Als meine Mutter weg war, streckte meine Schwester Samuel ihre Hand entgegen. Mein Vater sah, was Lindsey in Mr. Harveys spinnwebartiger Schrift gesehen hatte: den möglichen Entwurf meines Grabes. Er schaute auf.
»Glaubst du mir jetzt?«, fragte er Lindsey.
»Ja, Daddy.«
Mein Vater hatte - voller Dankbarkeit - einen Anruf zu erledigen.
»Dad«, sagte sie.
»Ja.«
»Ich glaube, er hat mich gesehen.«
Ich hätte mir keine größere Gnade vorstellen können als die physische Unversehrtheit meiner Schwester an jenem Tag. Als ich vom Pavillon zurückkehrte, zitterte ich noch vor Angst, die mich erfasst hatte, Angst vor der Möglichkeit ihres Verlusts auf der Erde nicht nur für meinen Vater, meine Mutter, Buckley und Samuel, sondern, egoistischerweise, ihres Verlusts auf Erden für mich.
Franny kam von der Cafeteria her auf mich zu. Ich hob kaum den Kopf.
»Susie«, sagte sie, »ich habe dir etwas zu sagen.«
Sie zog mich unter einen der altmodischen Laternenpfähle und dann heraus aus dem Licht. Sie reichte mir einen viermal zusammengefalteten Zettel.
»Wenn du dich besser fühlst, sieh ihn dir an und geh dorthin.«
Zwei Tage später führte Frannys Landkarte mich zu einem Feld, an dem ich stets vorbeigegangen war, das ich jedoch, obwohl es wunderschön war, noch nicht erforscht hatte. Auf der Zeichnung war eine gepunktete Linie, die einen Pfad anzeigte. Nervös Ausschau haltend, suchte ich nach einer Zickzacklinie in den unzähligen Reihen Weizen. Direkt vor mir sah ich sie, und während ich zwischen den Reihen hindurchzuschreiten begann, löste sich der Zettel in meiner Hand auf.
Vor mir sah ich einen alten, prachtvollen Olivenbaum.

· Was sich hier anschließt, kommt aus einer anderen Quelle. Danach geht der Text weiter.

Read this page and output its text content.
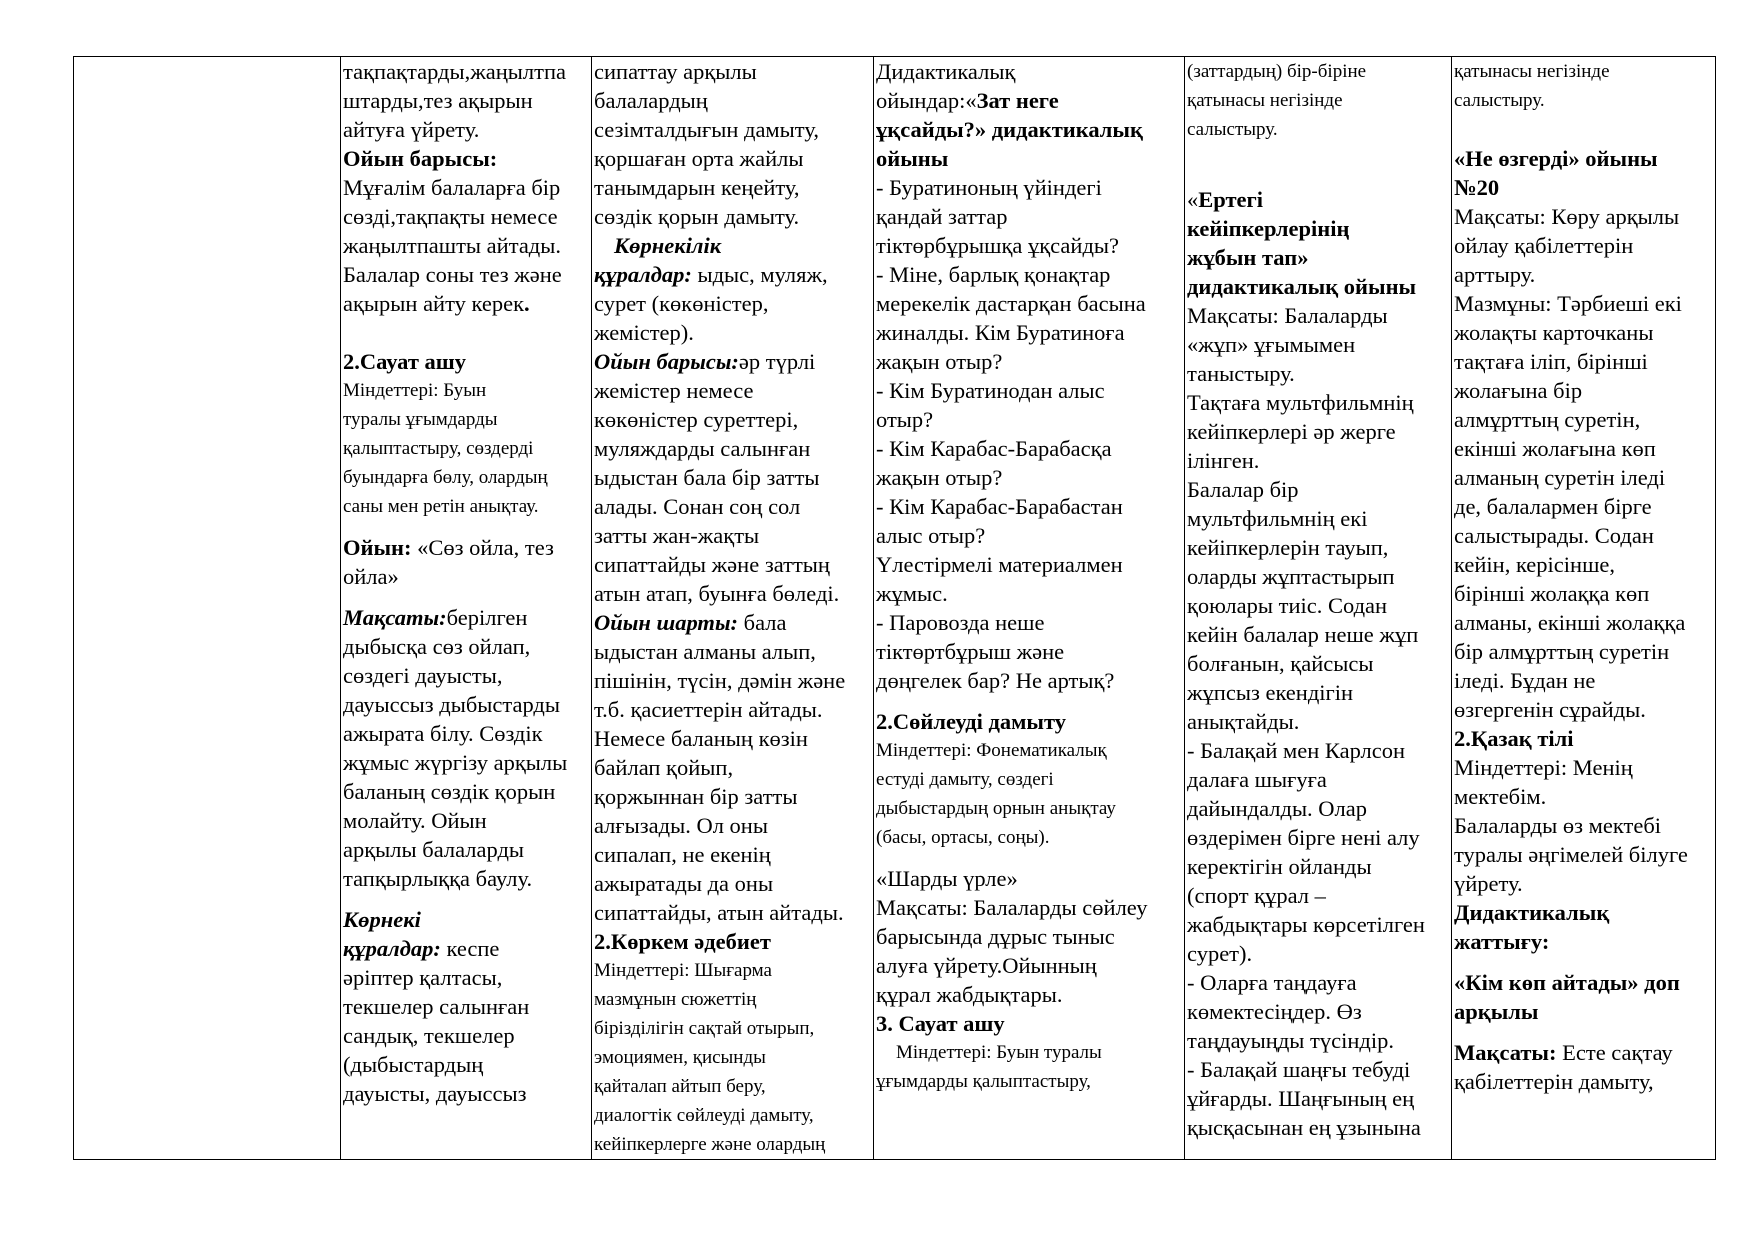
тақпақтарды,жаңылтпа
штарды,тез ақырын
айтуға үйрету.
Ойын барысы:
Мұғалім балаларға бір
сөзді,тақпақты немесе
жаңылтпашты айтады.
Балалар соны тез және
ақырын айту керек.
2.Сауат ашу
Міндеттері: Буын
туралы ұғымдарды
қалыптастыру, сөздерді
буындарға бөлу, олардың
саны мен ретін анықтау.
Ойын: «Сөз ойла, тез
ойла»
Мақсаты:берілген
дыбысқа сөз ойлап,
сөздегі дауысты,
дауыссыз дыбыстарды
ажырата білу. Сөздік
жұмыс жүргізу арқылы
баланың сөздік қорын
молайту. Ойын
арқылы балаларды
тапқырлыққа баулу.
Көрнекі
құралдар: кеспе
әріптер қалтасы,
текшелер салынған
сандық, текшелер
(дыбыстардың
дауысты, дауыссыз

сипаттау арқылы
балалардың
сезімталдығын дамыту,
қоршаған орта жайлы
танымдарын кеңейту,
сөздік қорын дамыту.
Көрнекілік
құралдар: ыдыс, муляж,
сурет (көкөністер,
жемістер).
Ойын барысы:әр түрлі
жемістер немесе
көкөністер суреттері,
муляждарды салынған
ыдыстан бала бір затты
алады. Сонан соң сол
затты жан-жақты
сипаттайды және заттың
атын атап, буынға бөледі.
Ойын шарты: бала
ыдыстан алманы алып,
пішінін, түсін, дәмін және
т.б. қасиеттерін айтады.
Немесе баланың көзін
байлап қойып,
қоржыннан бір затты
алғызады. Ол оны
сипалап, не екенің
ажыратады да оны
сипаттайды, атын айтады.
2.Көркем әдебиет
Міндеттері: Шығарма
мазмұнын сюжеттің
бірізділігін сақтай отырып,
эмоциямен, қисынды
қайталап айтып беру,
диалогтік сөйлеуді дамыту,
кейіпкерлерге және олардың

Дидактикалық
ойындар:«Зат неге
ұқсайды?» дидактикалық
ойыны
- Буратиноның үйіндегі
қандай заттар
тіктөрбұрышқа ұқсайды?
- Міне, барлық қонақтар
мерекелік дастарқан басына
жиналды. Кім Буратиноға
жақын отыр?
- Кім Буратинодан алыс
отыр?
- Кім Карабас-Барабасқа
жақын отыр?
- Кім Карабас-Барабастан
алыс отыр?
Үлестірмелі материалмен
жұмыс.
- Паровозда неше
тіктөртбұрыш және
дөңгелек бар? Не артық?
2.Сөйлеуді дамыту
Міндеттері: Фонематикалық
естуді дамыту, сөздегі
дыбыстардың орнын анықтау
(басы, ортасы, соңы).
«Шарды үрле»
Мақсаты: Балаларды сөйлеу
барысында дұрыс тыныс
алуға үйрету.Ойынның
құрал жабдықтары.
3. Сауат ашу
Міндеттері: Буын туралы
ұғымдарды қалыптастыру,

(заттардың) бір-біріне
қатынасы негізінде
салыстыру.
«Ертегі
кейіпкерлерінің
жұбын тап»
дидактикалық ойыны
Мақсаты: Балаларды
«жұп» ұғымымен
таныстыру.
Тақтаға мультфильмнің
кейіпкерлері әр жерге
ілінген.
Балалар бір
мультфильмнің екі
кейіпкерлерін тауып,
оларды жұптастырып
қоюлары тиіс. Содан
кейін балалар неше жұп
болғанын, қайсысы
жұпсыз екендігін
анықтайды.
- Балақай мен Карлсон
далаға шығуға
дайындалды. Олар
өздерімен бірге нені алу
керектігін ойланды
(спорт құрал –
жабдықтары көрсетілген
сурет).
- Оларға таңдауға
көмектесіңдер. Өз
таңдауыңды түсіндір.
- Балақай шаңғы тебуді
ұйғарды. Шаңғының ең
қысқасынан ең ұзынына

қатынасы негізінде
салыстыру.
«Не өзгерді» ойыны
№20
Мақсаты: Көру арқылы
ойлау қабілеттерін
арттыру.
Мазмұны: Тәрбиеші екі
жолақты карточканы
тақтаға іліп, бірінші
жолағына бір
алмұрттың суретін,
екінші жолағына көп
алманың суретін іледі
де, балалармен бірге
салыстырады. Содан
кейін, керісінше,
бірінші жолаққа көп
алманы, екінші жолаққа
бір алмұрттың суретін
іледі. Бұдан не
өзгергенін сұрайды.
2.Қазақ тілі
Міндеттері: Менің
мектебім.
Балаларды өз мектебі
туралы әңгімелей білуге
үйрету.
Дидактикалық
жаттығу:
«Кім көп айтады» доп
арқылы
Мақсаты: Есте сақтау
қабілеттерін дамыту,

Die Sonne stand hoch, und vor dem Olivenbaum befand sich eine Lichtung. Ich wartete nur einen Augenblick, bis ich den Weizen auf der anderen Seite von der Ankunft eines Menschen erzittern sah, der nicht über die Halme herausragte.
Sie war klein für ihr Alter, wie sie es auf Erden gewesen war, und sie trug ein Kattunkleid, das am Saum und an den Ärmelaufschlägen ausgefranst war.
Sie blieb stehen, und wir starrten einander an.
»Ich komme fast jeden Tag her«, sagte sie. »Ich höre die Geräusche so gern.«
Um uns herum, so fiel mir auf, raschelte der Weizen, wenn er sich im Wind aneinander rieb.
»Kennst du Franny?«, fragte ich.
Das kleine Mädchen nickte feierlich.
»Sie hat mir eine Landkarte für diesen Ort gegeben.«
»Dann musst du bereit sein«, sagte sie, aber sie war auch in ihrem Himmel, und das erforderte, dass sie herumwirbelte und ihren Rock kreisförmig um sich schwingen ließ. Ich setzte mich unter dem Baum auf die Erde und beobachtete sie.
Als sie fertig war, kam sie auf mich zu und setzte sich atemlos hin. »Ich war Flora Hernandez«, sagte sie. »Wie hast du geheißen?«
Ich sagte es ihr, und dann fing ich an zu weinen, weil es mich tröstete, ein anderes Mädchen kennen zu lernen, das er ermordet hatte.
»Die anderen werden bald hier sein«, sagte sie.
Und während Flora sich drehte, kamen weitere Mädchen und Frauen aus allen Richtungen durch das Feld. Unser Herzeleid ergoss sich ineinander wie Wasser von Becher zu Becher. Jedes Mal, wenn ich meine Geschichte erzählte, verlor ich ein bisschen, einen ganz kleinen Tropfen Schmerz. An diesem Tag wurde mir bewusst, dass ich die Geschichte meiner Familie erzählen wollte. Denn der Schrecken auf Erden ist real, und er ist alltäglich. Er ist wie eine Blume oder wie die Sonne; er lässt sich nicht beherrschen.